Preparation of mouse arterial cryosections

Following induction of anesthesia, mice were sacrificed by cervical dislocation. The vasculature was flushed of blood by cutting the right atrium, followed by slow injection of 10 mL of PBS into the left ventricle. Perivascular adipose was removed from arterial tissues, including aortic root, brachiocephalic artery and aortic arch, before fixation in 4% PFA in PBS overnight at 4 °C. Tissues were cryopreserved through a sucrose gradient, followed by a 1 h incubation in a 50:50 solution of 30% sucrose:OCT compound. Tissues were then snap-frozen in 100% OCT compound before cryosectioning into 7um-thick sections for spatial localization assays.

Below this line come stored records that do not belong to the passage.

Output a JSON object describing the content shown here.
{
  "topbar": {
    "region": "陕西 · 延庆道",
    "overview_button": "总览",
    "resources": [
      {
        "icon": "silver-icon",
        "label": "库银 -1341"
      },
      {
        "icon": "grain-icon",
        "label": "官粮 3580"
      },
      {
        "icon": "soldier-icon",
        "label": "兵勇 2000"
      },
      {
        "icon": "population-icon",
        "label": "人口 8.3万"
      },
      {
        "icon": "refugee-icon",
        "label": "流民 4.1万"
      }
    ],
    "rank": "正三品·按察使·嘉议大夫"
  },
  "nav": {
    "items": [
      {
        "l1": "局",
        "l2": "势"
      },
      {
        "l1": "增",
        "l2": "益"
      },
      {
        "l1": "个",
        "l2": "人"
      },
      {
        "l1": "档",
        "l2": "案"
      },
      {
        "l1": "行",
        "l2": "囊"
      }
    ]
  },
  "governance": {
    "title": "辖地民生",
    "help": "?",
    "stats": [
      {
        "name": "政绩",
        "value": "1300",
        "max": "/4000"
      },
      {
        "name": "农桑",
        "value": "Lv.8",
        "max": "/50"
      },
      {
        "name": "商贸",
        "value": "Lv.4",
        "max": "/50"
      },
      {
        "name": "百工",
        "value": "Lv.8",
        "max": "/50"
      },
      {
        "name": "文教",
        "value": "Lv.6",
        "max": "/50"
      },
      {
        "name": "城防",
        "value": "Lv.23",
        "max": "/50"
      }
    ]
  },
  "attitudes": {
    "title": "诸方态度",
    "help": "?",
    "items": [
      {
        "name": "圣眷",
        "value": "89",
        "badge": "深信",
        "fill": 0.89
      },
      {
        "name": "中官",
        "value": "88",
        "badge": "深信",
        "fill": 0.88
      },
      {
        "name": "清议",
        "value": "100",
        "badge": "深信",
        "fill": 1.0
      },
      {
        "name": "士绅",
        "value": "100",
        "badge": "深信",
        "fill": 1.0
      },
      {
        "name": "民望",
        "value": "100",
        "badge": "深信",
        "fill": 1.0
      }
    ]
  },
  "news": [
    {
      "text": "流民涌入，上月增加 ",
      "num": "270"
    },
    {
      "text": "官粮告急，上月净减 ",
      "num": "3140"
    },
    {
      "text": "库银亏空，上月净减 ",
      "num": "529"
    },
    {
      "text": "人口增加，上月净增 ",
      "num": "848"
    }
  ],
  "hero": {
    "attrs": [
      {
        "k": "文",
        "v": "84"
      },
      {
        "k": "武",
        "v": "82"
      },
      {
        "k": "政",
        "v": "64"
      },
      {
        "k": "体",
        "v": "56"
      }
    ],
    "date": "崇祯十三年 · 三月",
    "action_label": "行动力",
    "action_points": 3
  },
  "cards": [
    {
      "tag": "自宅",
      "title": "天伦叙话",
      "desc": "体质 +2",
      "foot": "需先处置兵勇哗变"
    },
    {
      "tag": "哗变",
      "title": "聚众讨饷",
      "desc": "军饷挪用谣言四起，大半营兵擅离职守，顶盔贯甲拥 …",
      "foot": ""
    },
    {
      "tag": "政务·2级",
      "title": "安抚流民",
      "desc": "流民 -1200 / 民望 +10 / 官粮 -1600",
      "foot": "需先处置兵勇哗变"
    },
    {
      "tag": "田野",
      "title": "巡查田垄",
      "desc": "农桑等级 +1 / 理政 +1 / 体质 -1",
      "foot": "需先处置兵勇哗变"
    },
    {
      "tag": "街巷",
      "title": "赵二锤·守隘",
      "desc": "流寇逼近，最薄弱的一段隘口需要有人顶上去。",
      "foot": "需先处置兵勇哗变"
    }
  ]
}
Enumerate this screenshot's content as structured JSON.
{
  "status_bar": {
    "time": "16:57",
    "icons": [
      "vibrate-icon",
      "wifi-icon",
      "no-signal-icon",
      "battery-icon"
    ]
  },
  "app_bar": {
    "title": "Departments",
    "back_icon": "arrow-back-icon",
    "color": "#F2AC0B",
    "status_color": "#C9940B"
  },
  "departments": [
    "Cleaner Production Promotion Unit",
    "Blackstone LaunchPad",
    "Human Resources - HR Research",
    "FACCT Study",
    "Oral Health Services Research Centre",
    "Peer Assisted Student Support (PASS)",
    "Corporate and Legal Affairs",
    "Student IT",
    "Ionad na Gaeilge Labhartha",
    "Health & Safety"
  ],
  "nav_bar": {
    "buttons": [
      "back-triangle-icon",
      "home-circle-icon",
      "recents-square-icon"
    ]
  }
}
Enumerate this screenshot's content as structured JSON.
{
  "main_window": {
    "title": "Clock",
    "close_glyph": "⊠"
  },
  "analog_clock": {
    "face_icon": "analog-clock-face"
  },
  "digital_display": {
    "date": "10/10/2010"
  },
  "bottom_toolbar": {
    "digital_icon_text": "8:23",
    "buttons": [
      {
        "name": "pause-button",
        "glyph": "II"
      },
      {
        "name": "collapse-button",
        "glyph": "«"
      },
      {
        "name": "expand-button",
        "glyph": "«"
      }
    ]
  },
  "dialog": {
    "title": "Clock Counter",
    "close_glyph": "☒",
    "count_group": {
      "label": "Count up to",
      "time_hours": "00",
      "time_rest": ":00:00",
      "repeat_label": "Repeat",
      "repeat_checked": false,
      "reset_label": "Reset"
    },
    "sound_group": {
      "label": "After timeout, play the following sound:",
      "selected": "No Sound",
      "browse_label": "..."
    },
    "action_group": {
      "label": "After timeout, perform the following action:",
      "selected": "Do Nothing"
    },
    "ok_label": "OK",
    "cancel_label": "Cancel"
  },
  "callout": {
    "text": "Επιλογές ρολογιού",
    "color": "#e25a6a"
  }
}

In situ marker localization assays

IHC was performed according to standard protocol. Primary antibodies: Anti-SM22alpha (Tagln) rabbit polyclonal primary antibody (1:300 dilution; 3.3 μg/mL; ab14106; Abcam), CNN1 rabbit monoclonal antibody (1:400 dilution; absolute concentration unspecified; Origene TA327614). Secondary: Rabbit-on-Rodent HRP Polymer (RMR622; Biocare Medical). The processed sections were visualized using a Leica DM5500 microscope, and images were obtained using Leica Application Suite X software. For RNAscope, slides were processed according to the manufacturer’s instructions, and all reagents were obtained from ACD Bio. Slides were washed once in PBS, then immersed in 1× Target Retrieval reagent at 100 °C for 5 min. Slides were washed twice in deionized water, immersed in 100% ethanol and air dried, and sections were encircled with a liquid-blocking pen. Sections were incubated with Protease III reagent for 30 min at 40 °C, then washed twice with deionized water. Sections were incubated with probes against specified endothelial, valve and smooth muscle markers or a negative control probe for 2 h at 40 °C. colorimetric assays were performed per the manufacturer’s instructions. Representative images were chosen based on repeated patterns of staining for at least > 5 independent biological replicates.

Statistical Methods

Statistical significance of differentially expressed marker genes across different clusters was identified using the Wilcoxon rank-sum test.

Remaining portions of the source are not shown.